Um projeto de lei em discussão no Congresso Nacional está colocando em risco avanços importantes que o setor privado vem obtendo na resolução de conflitos por meio do mecanismo conhecido como arbitragem. O alerta foi feito durante reunião do Comitê Jurídico da Sociedade Rural Brasileira (SRB), que contou com a participação de Thiago Marinho Nunes, Doutor em Direito Internacional e vice-presidente de agronegócio da CAMARB – Câmara de Arbitragem Empresarial do Brasil. 

A lei da arbitragem, promulgada em 1996 e cuja constitucionalidade foi declarada pelo Supremo Tribunal Federal (STF) em 2001, permitiu que empresas privadas dos diferentes setores da economia encontrassem um mecanismo mais rápido e eficiente na solução de conflitos, que funciona não apenas como uma alternativa ao poder judiciário – muitas vezes sobrecarregado – mas também como o melhor caminho para que haja um alinhamento às regras internacionais que tratam do tema. 

O especialista Thiago Marinho Nunes disse que o Brasil é o segundo país que mais tem processos de arbitragem registrados junto a International Chamber of Commerce (ICC, na sigla em inglês), também conhecida como CCI. Foram registrados mais de 1000 casos em 2021 no Brasil, considerando as principais câmaras brasileiras. E o agronegócio brasileiro é um dos setores que vem utilizando a arbitragem de forma intensa, já que é player importante globalmente e os acordos, com frequência, envolvem empresas com sede em diferentes países.

“Normalmente as empresas estrangeiras preferem utilizar a arbitragem porque se trata de um foro neutro, não envolve o judiciário do seu próprio país, ou do país no qual se encontra a contraparte, algo que pode alongar a solução do conflito”, explicou Marinho. 

Projeto de Lei

Os avanços recentes, porém, estão ameaçados, na opinião de especialistas. Está tramitando no Congresso Nacional o Projeto de Lei (PL) 3.293/21, de autoria da deputada Margarete Coelho (PP-PI), que propõe quatro mudanças principais na lei de arbitragem e “podem ser nefastas para o agronegócio”, destacou Thiago Marinho Nunes.

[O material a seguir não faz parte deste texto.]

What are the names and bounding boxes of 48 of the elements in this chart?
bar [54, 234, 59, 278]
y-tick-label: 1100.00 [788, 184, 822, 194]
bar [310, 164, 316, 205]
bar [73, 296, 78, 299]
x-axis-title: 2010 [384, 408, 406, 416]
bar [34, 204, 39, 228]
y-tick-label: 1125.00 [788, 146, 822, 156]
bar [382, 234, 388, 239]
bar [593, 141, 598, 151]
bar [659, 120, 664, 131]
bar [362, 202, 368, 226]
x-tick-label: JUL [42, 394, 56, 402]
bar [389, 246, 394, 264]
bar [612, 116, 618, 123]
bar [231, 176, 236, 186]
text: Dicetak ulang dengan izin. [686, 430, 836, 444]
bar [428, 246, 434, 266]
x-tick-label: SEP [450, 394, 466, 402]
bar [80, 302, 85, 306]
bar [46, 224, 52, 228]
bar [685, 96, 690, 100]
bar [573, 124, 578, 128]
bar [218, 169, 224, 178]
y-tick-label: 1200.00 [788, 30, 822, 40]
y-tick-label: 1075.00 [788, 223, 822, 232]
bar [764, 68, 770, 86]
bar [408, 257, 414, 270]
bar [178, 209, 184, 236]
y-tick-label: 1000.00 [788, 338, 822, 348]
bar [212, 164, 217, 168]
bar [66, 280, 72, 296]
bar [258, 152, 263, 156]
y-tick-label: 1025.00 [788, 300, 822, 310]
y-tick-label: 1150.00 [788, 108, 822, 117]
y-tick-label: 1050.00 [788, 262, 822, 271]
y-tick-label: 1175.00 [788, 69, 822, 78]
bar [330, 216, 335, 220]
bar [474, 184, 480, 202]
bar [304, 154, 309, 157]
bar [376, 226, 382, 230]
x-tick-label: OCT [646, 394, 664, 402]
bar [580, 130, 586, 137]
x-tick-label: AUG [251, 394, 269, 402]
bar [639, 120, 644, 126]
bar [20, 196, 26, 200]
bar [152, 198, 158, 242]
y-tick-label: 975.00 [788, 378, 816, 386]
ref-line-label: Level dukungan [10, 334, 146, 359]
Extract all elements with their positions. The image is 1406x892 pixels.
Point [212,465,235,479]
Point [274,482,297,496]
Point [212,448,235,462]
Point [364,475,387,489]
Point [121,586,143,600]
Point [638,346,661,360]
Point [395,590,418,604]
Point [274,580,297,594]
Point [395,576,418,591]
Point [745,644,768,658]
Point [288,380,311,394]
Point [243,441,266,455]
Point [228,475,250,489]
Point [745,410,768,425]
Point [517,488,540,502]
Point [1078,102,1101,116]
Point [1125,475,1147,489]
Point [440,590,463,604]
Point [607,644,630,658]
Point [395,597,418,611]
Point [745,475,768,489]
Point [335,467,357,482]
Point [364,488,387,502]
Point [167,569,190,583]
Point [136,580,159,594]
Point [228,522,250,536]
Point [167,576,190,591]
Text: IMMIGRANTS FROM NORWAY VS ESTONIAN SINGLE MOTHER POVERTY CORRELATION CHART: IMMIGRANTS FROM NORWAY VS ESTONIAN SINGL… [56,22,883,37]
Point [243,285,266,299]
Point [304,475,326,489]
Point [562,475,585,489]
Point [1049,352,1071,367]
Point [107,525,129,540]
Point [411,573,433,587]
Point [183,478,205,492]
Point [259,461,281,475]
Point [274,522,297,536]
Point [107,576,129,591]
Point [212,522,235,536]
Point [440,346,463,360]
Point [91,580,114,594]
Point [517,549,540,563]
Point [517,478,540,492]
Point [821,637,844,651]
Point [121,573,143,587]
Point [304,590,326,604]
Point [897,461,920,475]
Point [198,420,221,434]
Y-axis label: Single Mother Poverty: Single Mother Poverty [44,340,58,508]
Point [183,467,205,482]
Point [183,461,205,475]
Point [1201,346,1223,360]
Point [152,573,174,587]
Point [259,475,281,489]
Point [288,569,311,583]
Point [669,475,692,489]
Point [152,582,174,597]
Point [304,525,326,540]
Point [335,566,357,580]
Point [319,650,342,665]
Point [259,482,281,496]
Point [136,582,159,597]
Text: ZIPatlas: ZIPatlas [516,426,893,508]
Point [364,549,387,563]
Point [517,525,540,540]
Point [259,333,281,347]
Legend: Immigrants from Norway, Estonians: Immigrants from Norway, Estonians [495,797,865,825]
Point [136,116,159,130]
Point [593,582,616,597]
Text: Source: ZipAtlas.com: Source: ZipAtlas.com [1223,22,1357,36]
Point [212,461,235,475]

Uma delas está relacionada à confidencialidade. Pelo projeto, duas partes que queiram resolver alguma pendência por meio da arbitragem passarão a ser obrigadas a divulgar publicamente os detalhes particulares da questão. A proposta é criticada porque a opção dos agentes privados por este mecanismo muitas vezes está baseada no fato de se tratar de assuntos confidenciais das empresas, que só a elas interessa. Outro item pretende estabelecer que cada profissional de arbitragem atue em no máximo 10 procedimentos. Um terceiro ponto fala que o profissional não pode estar em diferentes painéis com distintas posições, o que hoje é comum nesta área. Por último, trata de um conceito chamado de “dúvida mínima”, que na prática também restringiria a atividade destes profissionais, que costumam dar palestras, interagir em diferentes fóruns, e que agora ficariam sob o risco de serem acusados de algum tipo de conflito de interesse. 

“Caso um projeto como esse seja aprovado, nosso temor é que a arbitragem gradativamente caia em desuso, retomando processos demorados junto ao poder judiciário e comprometendo a segurança jurídica do agronegócio”, explicou Marinho. Muitas empresas estrangeiras só fazem negócios com players que aceitem a cláusula de arbitragem, sendo assim, eles poderiam desistir de alguns projetos, ou mesmo exigir que o foro de arbitragem seja designado fora do Brasil, o que encareceria, por demasiado, o procedimento. 

A reunião do Comitê Jurídico da SRB foi liderada pela advogada Silvia Castro Cunha Zono e pelo advogado Gabriel Hercos e contou com a participação de diferentes empresários e diretores da entidade.